Una svolta che sta cambiando il
concetto stesso di sala operatoria. Il medico non è più chino sul corpo del
malato, ma sta seduto davanti a uno schermo sofisticato, in grado di immergerlo
completamente e in tre dimensioni nella zona del corpo da trattare. Osservando
l’immagine proveniente dalla telecamera, il chirurgo controlla anche una serie
di comandi che trasferiscono in tempo reale i suoi movimenti dal computer
all’apparato robotico, il quale agisce direttamente sul paziente.
«Grazie a “Da Vinci” – questo è
il nome del robot - il chirurgo è in grado di operare visualizzando al monitor
un’immagine virtuale, che è frutto della sovrapposizione di più immagini,
provenienti sia in tempo reale dalla telecamera posta sul paziente sia dalle
tecniche diagnostiche utilizzate in sede pre-operatoria. In poche parole: tutto
ciò che serve per effettuare un intervento chirurgico il più preciso
possibile», spiega Giulianotti. Per rendere l’idea basta pensare alle mappe
geografiche di Google. Su di esse è possibile sovrapporre l’immagine reale
presa dal satellite e quella virtuale, con tutte le informazioni, dalle
località alle strade. Si tratta di un vantaggio decisivo, che consente di
effettuare operazioni sempre più accurate e, allo stesso tempo, sempre meno
invasive.
Un esempio? «La chirurgia
robotica - continua Giulianotti - fornisce la possibilità di visualizzare in
modo estremamente dettagliato la distribuzione dei vasi sanguigni nella zona da
operare. Questo è possibile grazie alla somministrazione di coloranti
fluorescenti, visibili attraverso l’occhio di una telecamera apposita.
Utilizzando lo stesso approccio, poi, è possibile discriminare la presenza di
cellule cancerose e, quindi, effettuare la rimozione del tumore in maniera
ottimale. Negli Usa, per esempio, il tumore della prostata non viene più
operato con il bisturi: la robotica ha rimpiazzato la vecchia chirurgia e gli
effetti collaterali non ci sono più».
Ma i vantaggi non finiscono qui:
attraverso la chirurgia robotica è possibile correggere in tempo reale un
eventuale tremore della mano, effettuare movimenti iper-precisi e monitorare la
temperatura dei tessuti.
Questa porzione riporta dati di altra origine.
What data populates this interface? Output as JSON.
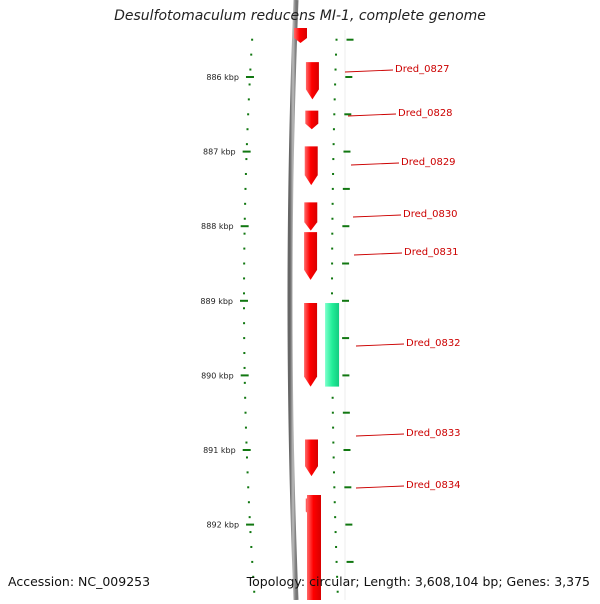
{
  "title": "Desulfotomaculum reducens MI-1, complete genome",
  "footer": {
    "accession": "Accession: NC_009253",
    "summary": "Topology: circular; Length: 3,608,104 bp; Genes: 3,375"
  },
  "colors": {
    "forward_gene": "#ff0000",
    "reverse_gene": "#22ee99",
    "tick": "#117711",
    "label": "#cc0000",
    "backbone": "#888888"
  },
  "scale": {
    "unit": "kbp",
    "ticks": [
      {
        "kbp": 886,
        "label": "886 kbp"
      },
      {
        "kbp": 887,
        "label": "887 kbp"
      },
      {
        "kbp": 888,
        "label": "888 kbp"
      },
      {
        "kbp": 889,
        "label": "889 kbp"
      },
      {
        "kbp": 890,
        "label": "890 kbp"
      },
      {
        "kbp": 891,
        "label": "891 kbp"
      },
      {
        "kbp": 892,
        "label": "892 kbp"
      }
    ]
  },
  "genes": [
    {
      "name": "Dred_0827",
      "strand": "+",
      "start_kbp": 885.8,
      "end_kbp": 886.3
    },
    {
      "name": "Dred_0828",
      "strand": "+",
      "start_kbp": 886.45,
      "end_kbp": 886.7
    },
    {
      "name": "Dred_0829",
      "strand": "+",
      "start_kbp": 886.93,
      "end_kbp": 887.45
    },
    {
      "name": "Dred_0830",
      "strand": "+",
      "start_kbp": 887.68,
      "end_kbp": 888.06
    },
    {
      "name": "Dred_0831",
      "strand": "+",
      "start_kbp": 888.08,
      "end_kbp": 888.72
    },
    {
      "name": "Dred_0832",
      "strand": "+",
      "start_kbp": 889.03,
      "end_kbp": 890.15
    },
    {
      "name": "Dred_0832",
      "strand": "-",
      "start_kbp": 889.03,
      "end_kbp": 890.15
    },
    {
      "name": "Dred_0833",
      "strand": "+",
      "start_kbp": 890.86,
      "end_kbp": 891.35
    },
    {
      "name": "Dred_0834",
      "strand": "+",
      "start_kbp": 891.65,
      "end_kbp": 891.9
    }
  ],
  "gene_labels": [
    {
      "text": "Dred_0827"
    },
    {
      "text": "Dred_0828"
    },
    {
      "text": "Dred_0829"
    },
    {
      "text": "Dred_0830"
    },
    {
      "text": "Dred_0831"
    },
    {
      "text": "Dred_0832"
    },
    {
      "text": "Dred_0833"
    },
    {
      "text": "Dred_0834"
    }
  ]
}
Tutto ciò si traduce in vantaggi concreti per il
malato: il robot, effettuando incisioni sempre più piccole, riduce la
possibilità di complicanze post-operatorie e il rischio di infezioni e
garantisce un recupero in tempi più rapidi. Non solo. Effettuando in modo
dettagliato le incisioni, il sanguinamento si riduce e, di conseguenza, la
possibilità di ricorrere alle trasfusioni. Ecco perché - secondo una scuola di
pensiero sempre più diffusa - la chirurgia robotica rappresenta il futuro.
«Purtroppo – dice Giulianotti -
l’approccio è spesso osteggiato a causa dei costi. In realtà, è una visione
miope, perché i vantaggi non sono misurabili solo in termini di qualità delle
cure. I costi delle complicanze post-operatorie sono infatti spaventosi e
l’utilizzo della robotica in sala operatoria può avere effetti significativi in
termini di riduzione. Ecco perché il nuovo metodo rappresenta quello che
definisco “un futuro obbligato”». Gli Usa stanno andando in questa direzione e
la presenza di «Da Vinci» supera ormai le 2 mila unità. L’Italia, con più di 50
apparati (otto solo in Toscana), è una delle nazioni all’avanguardia: nel 2011
sono stati più di 7 mila gli interventi eseguiti, con un incremento del 40%.
Ma - come piace ricordare a
Giulianotti - «siamo ancora agli inizi. La chirurgia robotica si trova a uno
stadio di sviluppo che si può considerare embrionale. Nel prossimo futuro,
oltre al perfezionamento della visualizzazione delle immagini e dei movimenti,
che non verranno effettuati più con manopole ma solo con i gesti, sarà
fondamentale lo sviluppo del “tracking”. Come un Gps il computer suggerirà la
traiettoria migliore per evitare di ledere i tessuti circostanti all’area su
cui intervenire. Attenzione, però, a non pensare che sia tutto sulle spalle del
robot - conclude Giulianotti -: il fattore-chiave rimane l’uomo e solo a lui
spetta e spetterà la decisione finale. Il chirurgo, a differenza del computer,
può decidere anche di commettere un “errore”, se necessario».